Die Aufführung. Für die Schauspieler sind auch diese "Vögel" eine dankbare Vorlage, bei der sie sehr viele Facetten zeigen können. Abseits vom schon bei Hitchcock bekannten Grundmuster, dem Angriff von Heerscharen fliegender Tiere, interessierten Wolfgang Rumpf vor allem zwei Aspekte. Zum einen, warum die Vögel überhaupt verrückt spielen – was zu aktuellen Umweltproblemen führt. Zum anderen liegt der Fokus auf dem Verhalten von Menschen, die es gezwungenermaßen auf engstem Raum miteinander aushalten müssen. Die Aufführung wurde in der Jetztzeit angesiedelt. Im Haus, das Schutz vor dem aggressiven Gefieder bietet, und gleichzeitig Gefängnis ist, funktioniert neben dem Radio auch das Internet nicht mehr.

Soll und Haben. Das Kriminaltheater ist eine private Bühne und erhält keine Subventionen.

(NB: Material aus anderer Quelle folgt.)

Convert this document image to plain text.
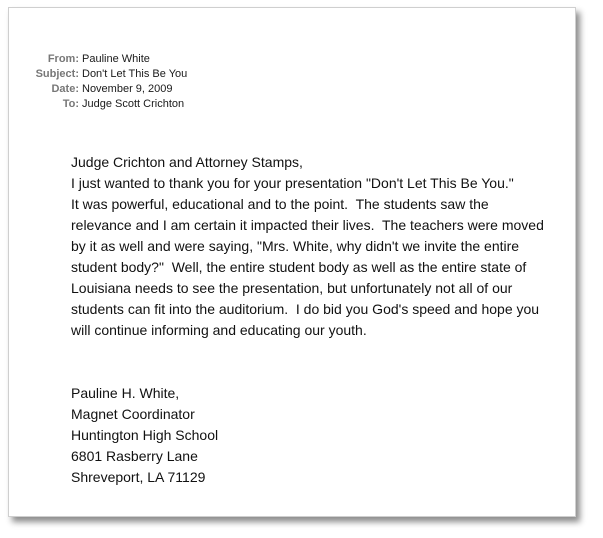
From: Pauline White
Subject: Don't Let This Be You
Date: November 9, 2009
To: Judge Scott Crichton
Judge Crichton and Attorney Stamps,
I just wanted to thank you for your presentation "Don't Let This Be You."
It was powerful, educational and to the point.  The students saw the
relevance and I am certain it impacted their lives.  The teachers were moved
by it as well and were saying, "Mrs. White, why didn't we invite the entire
student body?"  Well, the entire student body as well as the entire state of
Louisiana needs to see the presentation, but unfortunately not all of our
students can fit into the auditorium.  I do bid you God's speed and hope you
will continue informing and educating our youth.
Pauline H. White,
Magnet Coordinator
Huntington High School
6801 Rasberry Lane
Shreveport, LA 71129
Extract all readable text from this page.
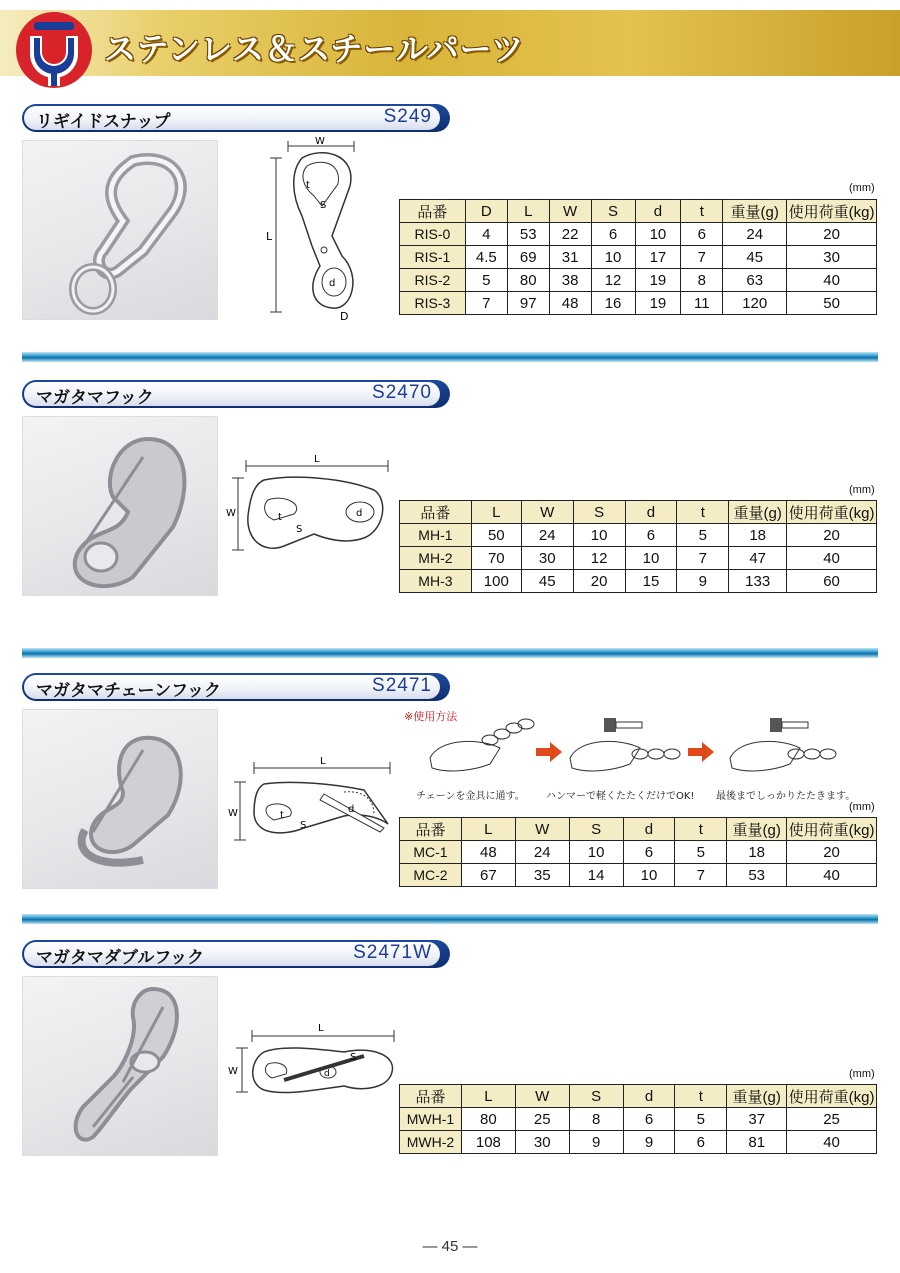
ステンレス＆スチールパーツ
リギイドスナップ	S249
W
L
t
S
d
D
(mm)
品番	D	L	W	S	d	t	重量(g)	使用荷重(kg)
RIS-0	4	53	22	6	10	6	24	20
RIS-1	4.5	69	31	10	17	7	45	30
RIS-2	5	80	38	12	19	8	63	40
RIS-3	7	97	48	16	19	11	120	50
マガタマフック	S2470
L
W	t
S
d
(mm)
品番	L	W	S	d	t	重量(g)	使用荷重(kg)
MH-1	50	24	10	6	5	18	20
MH-2	70	30	12	10	7	47	40
MH-3	100	45	20	15	9	133	60
マガタマチェーンフック	S2471
L
W	t
S
d
※使用方法
チェーンを金具に通す。 ハンマーで軽くたたくだけでOK! 最後までしっかりたたきます。
(mm)
品番	L	W	S	d	t	重量(g)	使用荷重(kg)
MC-1	48	24	10	6	5	18	20
MC-2	67	35	14	10	7	53	40
マガタマダブルフック	S2471W
L
W
S
d	(mm)
品番	L	W	S	d	t	重量(g)	使用荷重(kg)
MWH-1	80	25	8	6	5	37	25
MWH-2	108	30	9	9	6	81	40
— 45 —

Der Finanzrahmen sei deshalb häufig "auf Kante genäht", umschreibt das Wolfgang Rumpf. Von den normalerweise drei Neuinszenierungen in einer Spielzeit müssten mindestens zwei "sitzen", sprich, genügend Interesse finden. "Die Vögel", sagt er, gehören bisher dazu.

Die nächsten Aufführungen dieses Stücks sind am 30. April und 5. Mai, jeweils um 20 Uhr. Der gesamte Spielplan sowie weitere Informationen finden sich unter www.kriminaltheater.de. Kartenpreis: Montag bis Donnerstag 19 bis 29, Freitag und Sonnabend 19 bis 36, Sonntag 19 bis 34 Euro; Tickethotline 47 99 74 88. Wolfgang Rumpf hat das Kriminaltheater 2000 gegründet.